Often ‘the more the merrier’, but sometimes ‘the lesser the better’. This holds true while investing in Mutual Funds too. Although mutual funds are popular for offering diversification, there is a type of scheme that adopts a focused and concentrated approach too.
What are Focused Equity funds?
Focused equity funds are type of equity scheme that invests a minimum of 65% of its total assets in equity and equity instruments and maximum of 30 stocks. Focus equity funds may intend to focus on multi cap, large cap, mid cap, small cap. As focus funds invest in select stocks of maximum 30 stocks, they are typically of high conviction bets that a fund manager believes to do well in future, therefore the return potential of such funds would be relatively high over medium to long-term.
What are the advantages of Focused Equity Funds?
- Power of right focus to aid in higher alpha generation – Fund managers create a portfolio of cherry-picked and high-conviction stocks to generate higher alpha over the broader market indices over medium to long-term.
- Concentrated yet diversified portfolio – Focus equity funds focusing across the market cap will have a flexibility to invest across the market capitalisation spectrum i.e., Multi, Large, Mid and Small Caps and can also be unbiased to any particular sector or industry, this enables the fund to achieve an optimal portfolio diversification also helps in mitigating the portfolio volatility.
- Distinctly positioned to broader market indices – Focused equity funds due to its high-concentration in maximum of 30 stocks is distinctly positioned from broader market indices with potential for long-term wealth creation.
The concentrated and focused investment approach of Focused Equity Funds brings several benefits. While Focused Equity Funds are allowed to invest in a maximum of 30 stocks, diversified equity funds do not have any restrictions on number of stocks in the portfolio. Most importantly, fund managers carefully study the companies and use their experience and expertise to pick the best stock ideas that have the potential to deliver superior performance in the long-run and also take larger weights in selected stocks which may lead to positive alpha generation.
How are Focused Equity Funds taxed?
Since Focused Equity Funds invest at least 65% of their net assets in Equities and Equity-related instruments, tax rule applicable to Equity Funds are applicable. For instance, if you redeem your investment in 12 months or less, your gains on redemption will attract a short-term capital gains tax of 15%. On the other hand, if the investments are held for more than 12 months, capital gains arising out of your investments will attract long-term capital gains tax. Furthermore, long-term capital gains up to Rs. 1 lakh in a financial year are exempt from tax and beyond Rs. 1 lakh is taxed at 10% plus applicable surcharge, if any.
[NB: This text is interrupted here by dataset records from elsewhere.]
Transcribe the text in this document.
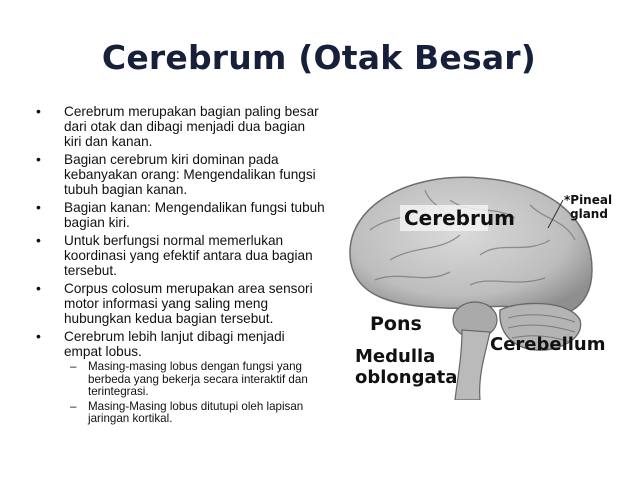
Cerebrum (Otak Besar)
• Cerebrum merupakan bagian paling besar dari otak dan dibagi menjadi dua bagian kiri dan kanan.
• Bagian cerebrum kiri dominan pada kebanyakan orang: Mengendalikan fungsi tubuh bagian kanan.
• Bagian kanan: Mengendalikan fungsi tubuh bagian kiri.
• Untuk berfungsi normal memerlukan koordinasi yang efektif antara dua bagian tersebut.
• Corpus colosum merupakan area sensori motor informasi yang saling meng hubungkan kedua bagian tersebut.
• Cerebrum lebih lanjut dibagi menjadi empat lobus.
– Masing-masing lobus dengan fungsi yang berbeda yang bekerja secara interaktif dan terintegrasi.
– Masing-Masing lobus ditutupi oleh lapisan jaringan kortikal.
Cerebrum
*Pineal
gland
Pons
Medulla
oblongata
Cerebellum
Whom are Focused Equity Funds suitable for?
As these funds come with relatively higher risk on account of limited number of stocks in its portfolio. An existing investor who would like to add an additional amount of risk with an expectation of generating higher return can consider investing in a focused fund. Also, investors with a medium to long investment horizon and such investors who are looking for a concentrated portfolio to complement their core equity portfolio holdings may invest in focused equity funds.
To sum it up
Focused Equity Funds are a type of Equity Funds that invest in a limited number of stocks of up to 30 stocks, thus helping you benefit potential wealth creation opportunity from their focused and concentrated approach. Such funds may be ideal for you if you are high-risk taking investor with a medium to long-term investment horizon.